After cutting rates 3 times in the summer and fall, policymakers have said they are now pausing to watch how the world's largest economy performs.
With robust job growth and steady consumer spending, central bankers believe the United States has proved "resilient" in the face of a slowing world economy and a trade war with China, both of which have helped send American manufacturing into decline.
The Fed is due to announce its latest decision, along with a new set of economic forecasts, at 1900 GMT on Wednesday (3 a.m. Thursday in Manila), followed by a news conference by Fed Chairman Jerome Powell shortly afterward.
The forecasts could be of more interest, providing a window on where central bankers think the economy is headed.
Job creation shot well past expectations last month, according to official data released Friday, wiping away fears that employers' demand for labor has begun to fade.
"This just leaves the Fed very comfortably on the sidelines for 2020, or at least as we enter the new year," Diane Swonk, chief economist at Grant Thornton, told AFP.
Futures markets as of Tuesday predict the Fed will be on hold until September of next year. But some economists think another rate cut could come before the summer.
Consumer spending and confidence are strong. The housing market has picked up. Unemployment is still very low as hiring continues. GDP growth slowed in the third quarter but was still better than feared.
SOME DARK CLOUDS
The chances of a recession within the next 12 months, according to the New York Federal Reserve Bank, have also begun to decline -- though odds are still pretty high at about one in three.
If Washington and Beijing manage to seal a partial trade deal and at least cease hostilities, the end to uncertainty could give businesses a sharp boost.
The United States, Mexico and Canada on Tuesday agreed to modify a new trade agreement so that it can pass the US Congress, which also removes a source of uncertainty.
However, economists say the Fed could soon begin to feel pressure to resume cutting rates.

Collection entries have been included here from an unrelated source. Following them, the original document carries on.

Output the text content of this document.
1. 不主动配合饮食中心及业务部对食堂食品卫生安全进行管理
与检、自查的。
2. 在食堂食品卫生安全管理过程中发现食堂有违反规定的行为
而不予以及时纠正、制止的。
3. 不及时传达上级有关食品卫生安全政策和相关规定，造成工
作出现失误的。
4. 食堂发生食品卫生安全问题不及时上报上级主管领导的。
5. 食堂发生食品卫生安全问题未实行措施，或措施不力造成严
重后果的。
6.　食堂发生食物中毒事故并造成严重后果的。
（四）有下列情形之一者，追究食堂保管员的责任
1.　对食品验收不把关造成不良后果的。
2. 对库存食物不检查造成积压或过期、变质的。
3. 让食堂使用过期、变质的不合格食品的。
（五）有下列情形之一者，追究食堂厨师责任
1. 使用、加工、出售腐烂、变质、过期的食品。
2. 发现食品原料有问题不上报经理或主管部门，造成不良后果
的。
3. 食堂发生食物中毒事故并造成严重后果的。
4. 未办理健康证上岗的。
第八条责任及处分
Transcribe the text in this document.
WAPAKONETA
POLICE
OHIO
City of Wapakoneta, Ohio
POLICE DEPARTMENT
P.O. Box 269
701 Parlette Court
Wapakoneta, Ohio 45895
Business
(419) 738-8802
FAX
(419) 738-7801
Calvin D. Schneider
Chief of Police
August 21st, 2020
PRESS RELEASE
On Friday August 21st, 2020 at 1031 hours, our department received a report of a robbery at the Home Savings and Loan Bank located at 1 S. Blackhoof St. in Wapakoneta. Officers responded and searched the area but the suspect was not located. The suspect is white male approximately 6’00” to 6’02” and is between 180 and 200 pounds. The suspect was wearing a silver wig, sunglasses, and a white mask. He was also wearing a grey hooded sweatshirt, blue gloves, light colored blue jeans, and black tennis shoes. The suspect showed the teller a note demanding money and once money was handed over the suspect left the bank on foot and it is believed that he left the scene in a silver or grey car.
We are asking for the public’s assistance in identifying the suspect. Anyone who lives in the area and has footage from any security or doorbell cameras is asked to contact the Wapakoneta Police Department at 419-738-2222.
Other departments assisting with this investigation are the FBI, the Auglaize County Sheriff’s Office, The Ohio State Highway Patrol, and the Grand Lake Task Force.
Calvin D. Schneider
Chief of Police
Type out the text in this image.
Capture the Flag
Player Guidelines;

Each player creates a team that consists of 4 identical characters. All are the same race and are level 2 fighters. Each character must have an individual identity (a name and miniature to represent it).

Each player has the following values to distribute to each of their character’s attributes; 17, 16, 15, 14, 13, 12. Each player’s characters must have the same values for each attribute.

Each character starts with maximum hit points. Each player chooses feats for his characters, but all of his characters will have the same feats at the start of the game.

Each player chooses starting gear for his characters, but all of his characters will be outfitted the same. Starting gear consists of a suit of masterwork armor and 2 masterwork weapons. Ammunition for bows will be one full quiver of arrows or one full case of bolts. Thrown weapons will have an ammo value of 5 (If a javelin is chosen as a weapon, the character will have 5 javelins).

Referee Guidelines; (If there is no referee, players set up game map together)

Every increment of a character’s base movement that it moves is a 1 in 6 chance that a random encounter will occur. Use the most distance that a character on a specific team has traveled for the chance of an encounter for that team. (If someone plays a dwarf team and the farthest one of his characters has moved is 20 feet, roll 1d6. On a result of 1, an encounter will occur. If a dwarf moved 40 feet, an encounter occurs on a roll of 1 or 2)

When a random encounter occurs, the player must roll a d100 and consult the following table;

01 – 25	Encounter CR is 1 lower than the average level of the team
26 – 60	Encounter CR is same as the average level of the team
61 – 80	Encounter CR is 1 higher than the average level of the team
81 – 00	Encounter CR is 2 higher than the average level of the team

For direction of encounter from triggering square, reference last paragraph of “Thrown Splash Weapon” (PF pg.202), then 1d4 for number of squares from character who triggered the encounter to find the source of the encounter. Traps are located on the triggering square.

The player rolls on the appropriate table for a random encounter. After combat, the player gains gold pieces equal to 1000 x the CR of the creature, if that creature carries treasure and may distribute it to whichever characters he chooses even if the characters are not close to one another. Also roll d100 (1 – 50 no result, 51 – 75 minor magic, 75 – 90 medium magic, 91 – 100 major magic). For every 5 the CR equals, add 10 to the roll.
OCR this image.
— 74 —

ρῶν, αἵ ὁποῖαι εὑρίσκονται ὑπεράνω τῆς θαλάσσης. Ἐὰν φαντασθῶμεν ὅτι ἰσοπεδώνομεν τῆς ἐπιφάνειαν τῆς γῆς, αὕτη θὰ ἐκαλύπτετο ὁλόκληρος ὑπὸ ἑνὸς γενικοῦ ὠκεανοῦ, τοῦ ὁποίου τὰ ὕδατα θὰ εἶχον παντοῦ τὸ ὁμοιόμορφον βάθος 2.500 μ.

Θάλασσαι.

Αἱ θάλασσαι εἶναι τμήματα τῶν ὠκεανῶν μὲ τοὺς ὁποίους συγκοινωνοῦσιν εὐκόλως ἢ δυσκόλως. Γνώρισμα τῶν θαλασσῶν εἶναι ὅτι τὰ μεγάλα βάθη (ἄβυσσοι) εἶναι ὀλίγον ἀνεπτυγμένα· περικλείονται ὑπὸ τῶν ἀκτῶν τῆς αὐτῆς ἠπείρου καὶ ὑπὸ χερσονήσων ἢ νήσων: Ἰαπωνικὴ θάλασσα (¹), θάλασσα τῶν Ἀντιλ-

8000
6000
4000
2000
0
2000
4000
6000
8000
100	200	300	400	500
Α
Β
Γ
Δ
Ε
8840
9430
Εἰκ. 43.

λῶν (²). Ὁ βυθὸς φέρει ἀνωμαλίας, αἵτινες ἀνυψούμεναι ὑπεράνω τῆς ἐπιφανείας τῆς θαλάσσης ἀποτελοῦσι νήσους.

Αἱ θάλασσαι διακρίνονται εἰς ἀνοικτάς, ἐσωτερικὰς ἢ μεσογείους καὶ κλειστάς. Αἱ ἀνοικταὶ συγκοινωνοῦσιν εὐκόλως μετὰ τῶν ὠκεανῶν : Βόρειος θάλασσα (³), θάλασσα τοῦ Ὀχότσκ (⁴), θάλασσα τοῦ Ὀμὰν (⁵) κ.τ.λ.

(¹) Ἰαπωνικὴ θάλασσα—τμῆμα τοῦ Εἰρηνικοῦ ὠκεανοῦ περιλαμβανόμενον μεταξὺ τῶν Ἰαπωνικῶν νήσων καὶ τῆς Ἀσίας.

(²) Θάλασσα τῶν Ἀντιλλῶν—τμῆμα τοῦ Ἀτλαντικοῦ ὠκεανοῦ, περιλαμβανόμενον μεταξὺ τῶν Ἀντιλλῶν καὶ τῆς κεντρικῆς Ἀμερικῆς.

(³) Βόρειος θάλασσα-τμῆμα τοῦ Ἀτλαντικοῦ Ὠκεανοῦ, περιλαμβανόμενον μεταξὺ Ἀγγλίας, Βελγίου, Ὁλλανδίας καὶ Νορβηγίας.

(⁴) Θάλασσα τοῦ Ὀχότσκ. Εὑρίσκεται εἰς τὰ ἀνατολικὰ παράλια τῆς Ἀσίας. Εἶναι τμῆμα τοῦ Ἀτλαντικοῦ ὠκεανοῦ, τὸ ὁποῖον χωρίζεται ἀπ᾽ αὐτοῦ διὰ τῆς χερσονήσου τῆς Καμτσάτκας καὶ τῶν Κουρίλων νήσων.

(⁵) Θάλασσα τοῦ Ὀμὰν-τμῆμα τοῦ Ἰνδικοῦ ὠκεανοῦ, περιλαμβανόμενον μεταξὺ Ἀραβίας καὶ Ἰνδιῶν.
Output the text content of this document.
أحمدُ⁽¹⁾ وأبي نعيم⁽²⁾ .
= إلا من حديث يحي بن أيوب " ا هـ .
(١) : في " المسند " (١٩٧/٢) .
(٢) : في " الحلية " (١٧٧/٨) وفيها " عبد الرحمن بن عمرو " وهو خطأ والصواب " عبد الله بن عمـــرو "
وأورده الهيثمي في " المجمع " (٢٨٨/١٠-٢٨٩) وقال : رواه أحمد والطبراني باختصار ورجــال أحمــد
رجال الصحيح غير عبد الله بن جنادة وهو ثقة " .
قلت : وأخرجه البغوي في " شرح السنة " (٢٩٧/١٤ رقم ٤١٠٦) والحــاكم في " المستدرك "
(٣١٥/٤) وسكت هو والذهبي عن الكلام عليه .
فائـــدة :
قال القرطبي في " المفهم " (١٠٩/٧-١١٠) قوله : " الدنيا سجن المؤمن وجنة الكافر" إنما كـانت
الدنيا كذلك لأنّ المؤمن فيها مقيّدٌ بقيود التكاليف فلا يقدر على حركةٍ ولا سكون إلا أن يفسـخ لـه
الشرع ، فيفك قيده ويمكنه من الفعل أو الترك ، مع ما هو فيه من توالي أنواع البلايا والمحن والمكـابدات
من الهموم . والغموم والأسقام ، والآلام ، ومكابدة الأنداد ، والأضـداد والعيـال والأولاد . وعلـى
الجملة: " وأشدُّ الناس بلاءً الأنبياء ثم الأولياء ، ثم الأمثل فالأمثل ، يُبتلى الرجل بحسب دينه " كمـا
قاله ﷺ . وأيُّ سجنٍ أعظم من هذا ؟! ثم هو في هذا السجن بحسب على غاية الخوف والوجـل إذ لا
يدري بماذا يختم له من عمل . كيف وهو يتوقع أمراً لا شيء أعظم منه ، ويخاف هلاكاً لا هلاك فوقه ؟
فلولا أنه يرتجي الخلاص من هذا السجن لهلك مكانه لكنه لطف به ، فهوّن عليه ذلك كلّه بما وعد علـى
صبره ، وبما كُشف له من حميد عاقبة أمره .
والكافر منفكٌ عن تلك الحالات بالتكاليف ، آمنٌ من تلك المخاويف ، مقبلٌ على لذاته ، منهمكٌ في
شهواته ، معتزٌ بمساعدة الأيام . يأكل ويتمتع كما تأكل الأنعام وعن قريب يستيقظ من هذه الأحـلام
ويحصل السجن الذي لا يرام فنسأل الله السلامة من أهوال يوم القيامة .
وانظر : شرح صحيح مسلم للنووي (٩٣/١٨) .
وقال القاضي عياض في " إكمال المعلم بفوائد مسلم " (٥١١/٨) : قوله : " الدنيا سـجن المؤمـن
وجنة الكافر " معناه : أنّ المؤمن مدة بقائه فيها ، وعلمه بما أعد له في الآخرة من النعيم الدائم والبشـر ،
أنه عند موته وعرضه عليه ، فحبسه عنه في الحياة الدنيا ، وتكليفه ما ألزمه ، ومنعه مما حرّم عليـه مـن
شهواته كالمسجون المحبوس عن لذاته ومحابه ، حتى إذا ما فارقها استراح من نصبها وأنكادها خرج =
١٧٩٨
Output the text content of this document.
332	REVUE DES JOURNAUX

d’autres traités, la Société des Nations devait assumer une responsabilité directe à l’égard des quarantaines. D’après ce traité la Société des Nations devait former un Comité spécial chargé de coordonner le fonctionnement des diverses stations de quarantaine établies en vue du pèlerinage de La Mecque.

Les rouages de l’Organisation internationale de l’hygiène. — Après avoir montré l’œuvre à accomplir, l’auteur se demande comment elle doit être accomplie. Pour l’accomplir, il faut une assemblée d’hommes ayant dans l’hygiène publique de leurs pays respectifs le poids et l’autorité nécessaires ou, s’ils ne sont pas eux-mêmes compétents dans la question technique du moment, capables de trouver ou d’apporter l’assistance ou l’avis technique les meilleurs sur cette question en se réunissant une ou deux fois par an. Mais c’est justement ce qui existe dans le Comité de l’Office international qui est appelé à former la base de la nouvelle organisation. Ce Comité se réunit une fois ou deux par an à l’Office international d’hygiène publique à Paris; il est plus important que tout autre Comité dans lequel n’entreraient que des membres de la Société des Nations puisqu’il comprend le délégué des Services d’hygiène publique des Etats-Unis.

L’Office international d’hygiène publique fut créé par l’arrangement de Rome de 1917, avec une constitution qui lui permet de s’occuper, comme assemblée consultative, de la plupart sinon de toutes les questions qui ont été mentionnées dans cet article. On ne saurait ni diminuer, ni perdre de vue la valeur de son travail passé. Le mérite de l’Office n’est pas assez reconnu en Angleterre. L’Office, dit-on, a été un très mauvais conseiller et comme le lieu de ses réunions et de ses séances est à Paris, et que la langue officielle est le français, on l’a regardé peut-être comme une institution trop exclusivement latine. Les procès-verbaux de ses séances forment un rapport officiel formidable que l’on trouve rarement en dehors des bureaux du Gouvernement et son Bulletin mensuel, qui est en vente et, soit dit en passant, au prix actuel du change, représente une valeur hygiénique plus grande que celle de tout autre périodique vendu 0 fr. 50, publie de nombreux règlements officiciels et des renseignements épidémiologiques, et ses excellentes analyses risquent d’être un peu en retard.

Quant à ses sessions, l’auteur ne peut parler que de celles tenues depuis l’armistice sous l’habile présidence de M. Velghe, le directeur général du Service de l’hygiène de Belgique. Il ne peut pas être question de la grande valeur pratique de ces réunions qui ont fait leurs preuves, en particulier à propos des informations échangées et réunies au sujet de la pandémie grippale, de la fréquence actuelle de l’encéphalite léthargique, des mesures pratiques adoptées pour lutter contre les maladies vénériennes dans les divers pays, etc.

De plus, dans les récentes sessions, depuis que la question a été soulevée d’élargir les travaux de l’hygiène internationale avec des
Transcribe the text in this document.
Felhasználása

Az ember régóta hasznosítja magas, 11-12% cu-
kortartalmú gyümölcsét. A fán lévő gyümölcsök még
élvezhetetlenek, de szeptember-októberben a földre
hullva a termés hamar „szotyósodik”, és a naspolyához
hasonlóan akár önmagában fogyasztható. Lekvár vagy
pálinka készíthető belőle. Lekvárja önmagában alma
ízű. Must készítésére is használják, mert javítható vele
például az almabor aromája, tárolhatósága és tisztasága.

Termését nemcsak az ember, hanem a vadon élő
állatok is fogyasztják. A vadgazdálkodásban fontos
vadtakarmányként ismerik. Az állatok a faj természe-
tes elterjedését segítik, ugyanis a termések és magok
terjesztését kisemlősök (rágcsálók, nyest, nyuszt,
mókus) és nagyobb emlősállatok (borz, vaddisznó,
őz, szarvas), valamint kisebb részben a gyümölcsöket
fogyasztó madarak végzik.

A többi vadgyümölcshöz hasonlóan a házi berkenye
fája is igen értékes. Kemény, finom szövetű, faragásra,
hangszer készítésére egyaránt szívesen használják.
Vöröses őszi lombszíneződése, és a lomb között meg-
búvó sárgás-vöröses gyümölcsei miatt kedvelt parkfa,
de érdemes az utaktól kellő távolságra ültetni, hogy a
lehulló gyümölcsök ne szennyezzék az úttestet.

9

Even with the more positive data, dark spots in the economy have mostly persisted. Adjusted for inflation, consumer spending in October was the weakest since February. Business investment is soft. Exports have decreased and much of the manufacturing sector has had a year to forget.
Should GDP growth fall below two percent in the final quarter of this year and the first quarter of 2020, the Fed could be compelled to add stimulus to the economy, according to Rubeela Farooqi of High Frequency Economics.
"They might be forced to move by the end of the first quarter," she told AFP.